The paradigm shift and the allocation of VRAM to play
If we are going to unload the CPU as such, the number of calls to the system RAM will be reduced and surely the allocation to VRAM will be higher. This conjecture is due to the fact that as of today there is no native game with support for DirectStorage and in addition to the announcement by Microsoft of the second stage that this or another API will have (it is unknown if there will be a DirectStorage 2.0 as such).
What we do know is that the next stage will be called «GPU decompression» and as such, it seems that Microsoft wants to give more importance to the VRAM and its allocation from the system RAM through the CPU, offloading the latter two and promoting the transfer of information through PCIe from the SSD.
With that said, we’re going to throw out a series of estimates per monitor resolution for us to take into account and what little we know how much VRAM our next graphics card should have.
VRAM for 1080p
There is an intense debate on the Internet about this resolution and its VRAM as of 2023. It is, as we surely know, the most CPU-dependent resolution within the “standard” ones, so if the processor is unloaded from so much IO calculation it is more which is likely to raise its minimum and recommended requirements quite a bit.
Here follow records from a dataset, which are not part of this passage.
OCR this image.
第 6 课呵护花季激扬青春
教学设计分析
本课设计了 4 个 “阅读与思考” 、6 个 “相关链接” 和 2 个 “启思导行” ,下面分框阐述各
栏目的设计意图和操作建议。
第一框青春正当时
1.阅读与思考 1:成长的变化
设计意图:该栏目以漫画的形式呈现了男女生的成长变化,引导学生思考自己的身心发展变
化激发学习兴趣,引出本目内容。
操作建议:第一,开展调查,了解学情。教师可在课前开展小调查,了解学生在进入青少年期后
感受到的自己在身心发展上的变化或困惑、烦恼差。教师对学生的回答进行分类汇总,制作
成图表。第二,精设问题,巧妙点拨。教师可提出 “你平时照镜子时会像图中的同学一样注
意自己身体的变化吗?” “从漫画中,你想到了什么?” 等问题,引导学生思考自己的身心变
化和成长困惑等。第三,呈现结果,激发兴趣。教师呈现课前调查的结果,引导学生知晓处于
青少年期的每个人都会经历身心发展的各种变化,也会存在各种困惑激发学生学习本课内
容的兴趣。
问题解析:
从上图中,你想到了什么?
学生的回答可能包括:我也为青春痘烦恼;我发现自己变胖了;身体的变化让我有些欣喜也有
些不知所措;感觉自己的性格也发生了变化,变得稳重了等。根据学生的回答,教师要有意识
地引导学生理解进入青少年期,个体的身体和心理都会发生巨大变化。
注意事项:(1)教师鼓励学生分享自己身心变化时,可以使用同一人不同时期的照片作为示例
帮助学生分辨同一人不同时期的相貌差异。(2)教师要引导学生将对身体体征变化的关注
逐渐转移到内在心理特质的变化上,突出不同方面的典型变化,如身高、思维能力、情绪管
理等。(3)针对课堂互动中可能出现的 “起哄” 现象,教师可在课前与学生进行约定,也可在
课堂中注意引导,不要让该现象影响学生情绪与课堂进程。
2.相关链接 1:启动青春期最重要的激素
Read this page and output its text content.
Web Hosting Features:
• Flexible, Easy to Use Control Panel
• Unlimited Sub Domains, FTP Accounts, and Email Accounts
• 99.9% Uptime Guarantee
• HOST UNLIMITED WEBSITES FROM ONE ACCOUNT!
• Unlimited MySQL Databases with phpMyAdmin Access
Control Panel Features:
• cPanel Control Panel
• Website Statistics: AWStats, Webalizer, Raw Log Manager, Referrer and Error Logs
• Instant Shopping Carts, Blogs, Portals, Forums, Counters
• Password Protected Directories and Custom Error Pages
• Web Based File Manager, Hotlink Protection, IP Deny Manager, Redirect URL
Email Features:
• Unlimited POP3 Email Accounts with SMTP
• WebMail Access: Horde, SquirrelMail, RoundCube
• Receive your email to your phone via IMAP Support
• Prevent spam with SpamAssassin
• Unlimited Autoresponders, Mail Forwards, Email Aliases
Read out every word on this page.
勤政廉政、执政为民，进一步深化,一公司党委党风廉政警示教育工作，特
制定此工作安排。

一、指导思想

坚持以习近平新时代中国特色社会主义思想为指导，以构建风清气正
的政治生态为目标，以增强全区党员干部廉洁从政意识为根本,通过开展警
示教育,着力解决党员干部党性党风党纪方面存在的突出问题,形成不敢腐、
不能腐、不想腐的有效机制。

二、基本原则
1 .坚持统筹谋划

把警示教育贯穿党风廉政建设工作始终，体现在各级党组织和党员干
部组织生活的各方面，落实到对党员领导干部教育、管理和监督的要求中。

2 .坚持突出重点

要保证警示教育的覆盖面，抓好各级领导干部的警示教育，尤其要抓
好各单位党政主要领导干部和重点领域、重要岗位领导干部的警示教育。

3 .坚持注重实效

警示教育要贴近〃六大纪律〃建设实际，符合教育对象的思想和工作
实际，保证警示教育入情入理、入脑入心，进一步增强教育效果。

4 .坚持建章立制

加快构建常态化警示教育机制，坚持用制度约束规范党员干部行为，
Until now 2 GB of VRAM was enough, but it seems that this amount will rise to 4 GB at least and 8 GB as recommendedwhich already implies us entering the mid-range of GPUs directly as soon as we are medium demanding with a triple A game.
VRAM for 2K
With the same arguments and taking into account that the weight of the textures is logically greater than in 1080p, here Microsoft already indicates that the use of an NVMe SSD is recommended to maximize the I/O performance of the games.
Given that the GPU will have direct access to the data on the SSD and will not have to load RAM with the consequent use of the CPU, it is estimated that the necessary capacity for this resolution with guarantees will be at least 10 GB of VRAM.
VRAM for 4K gaming
Controversial terrain, because here the little differentiating factor of the CPU is combined with the need for greater capacity due to the weight of the textures. This increasingly used resolution is the focus of debate, but if what Microsoft is trying to do is avoid RAMDisks by loading textures in RAM, it means that with the decrease in PCIe bandwidth and SSDs compared to the first, a more extensive use of the bus and therefore there will be a tendency to try to saturate the VRAM to avoid and predict the import through the cache systems of the games.
In other words, we went from RAMDisks in system RAM to loading everything in VRAM to alleviate the lower bandwidth available from the SSDs and therefore it seems that at least it is stipulated 12GB of VRAM already be possible 16GB of VRAM.
We will have to wait a little longer for the first native games with this technology and support for its API to give us some light, and above all, to see what Microsoft has prepared for us with its GPU Decompression.